Er maß sie mit einem durchdringenden, drohenden Blicke und sagte dann:

»Ich hoffe, daß dies wirklich so gewesen ist, wie Sie es sagen. Hätten Sie meine Tochter in anderer Weise beschäftigt, so würde ich ein ernstes, sehr ernstes Wort mit Ihnen zu sprechen haben, Madame!«

Sie warf den Kopf zurück und antwortete:

»Was fällt Ihnen ein! Ich bin nicht gewöhnt, in diesem Tone mit mir sprechen zu lassen. Ich verstehe und begreife überhaupt nicht, was Sie wollen.«

»Ich hoffe um Ihretwillen, daß dies wahr ist. Ich werde noch heute nach Rollenburg fahren und mich bei Valesca erkundigen. Wehe Ihnen, wenn ich finde, daß ich Ihre schmutzige Wäsche zu reinigen habe. Adieu!«

Er ging. Draußen fragte er das Dienstmädchen:

»Sie stehen wohl schon lange hier in Diensten?«

»Ja.«

»Wie lange ungefähr?«

»Drei Jahre. Warum?«

»Darum!« antwortete er kurz und ging.

Dem Mädchen kam jetzt der Gedanke, daß es vielleicht dumm gewesen sei, die Dienstzeit anzugeben. Sie horchte. In der ersten Etage wurde geklingelt. Sofort trat sie zu ihrer Herrin in die Stube, bei welcher sich auch der Schuster wieder eingefunden hatte.
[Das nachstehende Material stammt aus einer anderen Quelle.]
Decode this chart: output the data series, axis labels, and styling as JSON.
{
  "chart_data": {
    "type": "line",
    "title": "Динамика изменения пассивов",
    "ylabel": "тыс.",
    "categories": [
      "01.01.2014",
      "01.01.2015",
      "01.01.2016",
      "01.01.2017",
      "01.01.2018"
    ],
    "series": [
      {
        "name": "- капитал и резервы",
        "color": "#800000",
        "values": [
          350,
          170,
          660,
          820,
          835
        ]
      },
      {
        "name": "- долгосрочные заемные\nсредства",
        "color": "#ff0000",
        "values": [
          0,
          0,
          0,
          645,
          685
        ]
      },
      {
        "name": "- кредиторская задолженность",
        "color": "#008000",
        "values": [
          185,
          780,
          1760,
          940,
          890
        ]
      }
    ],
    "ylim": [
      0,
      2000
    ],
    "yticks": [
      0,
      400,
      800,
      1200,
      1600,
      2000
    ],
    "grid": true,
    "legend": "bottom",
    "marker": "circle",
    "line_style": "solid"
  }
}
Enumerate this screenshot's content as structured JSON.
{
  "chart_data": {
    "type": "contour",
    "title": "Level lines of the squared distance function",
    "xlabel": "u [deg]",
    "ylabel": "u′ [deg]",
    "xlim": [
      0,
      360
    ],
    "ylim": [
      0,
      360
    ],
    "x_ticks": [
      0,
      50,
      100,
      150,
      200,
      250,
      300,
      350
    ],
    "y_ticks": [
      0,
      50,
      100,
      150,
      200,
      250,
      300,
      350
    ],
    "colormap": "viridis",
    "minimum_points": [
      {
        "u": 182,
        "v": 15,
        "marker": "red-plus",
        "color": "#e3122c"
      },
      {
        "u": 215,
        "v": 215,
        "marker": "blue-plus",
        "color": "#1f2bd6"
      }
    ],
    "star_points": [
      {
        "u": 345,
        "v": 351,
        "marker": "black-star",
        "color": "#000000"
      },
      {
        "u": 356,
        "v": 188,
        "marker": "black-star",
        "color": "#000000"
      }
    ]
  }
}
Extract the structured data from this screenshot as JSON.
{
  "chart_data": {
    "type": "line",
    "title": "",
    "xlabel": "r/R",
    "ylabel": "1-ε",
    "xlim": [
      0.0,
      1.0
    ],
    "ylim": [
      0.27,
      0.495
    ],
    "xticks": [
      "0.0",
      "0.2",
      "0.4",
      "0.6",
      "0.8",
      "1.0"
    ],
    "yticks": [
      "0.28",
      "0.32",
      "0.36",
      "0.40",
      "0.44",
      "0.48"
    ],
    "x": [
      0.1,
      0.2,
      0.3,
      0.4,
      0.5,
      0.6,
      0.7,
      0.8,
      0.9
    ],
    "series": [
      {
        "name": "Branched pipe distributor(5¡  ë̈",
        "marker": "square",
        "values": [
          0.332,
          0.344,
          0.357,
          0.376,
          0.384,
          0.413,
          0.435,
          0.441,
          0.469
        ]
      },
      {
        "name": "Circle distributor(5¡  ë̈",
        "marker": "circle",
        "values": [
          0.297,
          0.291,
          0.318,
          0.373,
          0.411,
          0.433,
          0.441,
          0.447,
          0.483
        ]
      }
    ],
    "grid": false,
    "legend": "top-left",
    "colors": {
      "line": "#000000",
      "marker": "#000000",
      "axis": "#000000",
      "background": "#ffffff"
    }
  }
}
»Was giebt’s?« fragte die Dame.

»Der Mann ist fort,« meldete das Mädchen. »Er hat unten geklingelt.«

»Sapperment!« fluchte Seidelmann. »Wenn er bei Pauli einkehrt und sich erkundigt, erfährt er Alles!«

»Er fragte mich, wie lange ich hier diene.«

»Du hast es gesagt?«

»Ja.«

»Welch’ eine Unvorsichtigkeit! Da kann doch seine Tochter nicht als Hausmädchen hier gewesen sein! Gehe schnell hinunter und sage der Pauli, daß sie nichts verrathen soll!«

Das Mädchen ging, diesen Befehl auszuführen.

Petermann hatte allerdings unten geklingelt. Es wurde geöffnet. Ein Mädchen, deren Körper kaum zur Hälfte von ihrem Anzuge verhüllt wurde, öffnete.

»Was wünschen Sie?« fragte sie.

»Dich!« antwortete er, der Rolle getreu, welche er hier zu spielen hatte.

»Wollen Sie mit in den Salon?«

»Nein. Ich will mit Dir allein eine Flasche Wein trinken.«

»So kommen Sie auf mein Zimmer!«

Das hatte er beabsichtigt. Was er wissen wollte, das konnte er nur durch Ueberrumpelung erfahren, und zudem ahnte er, daß man von oben wohl eine Warnung herabsagen lassen werde. Dem mußte er zuvorkommen.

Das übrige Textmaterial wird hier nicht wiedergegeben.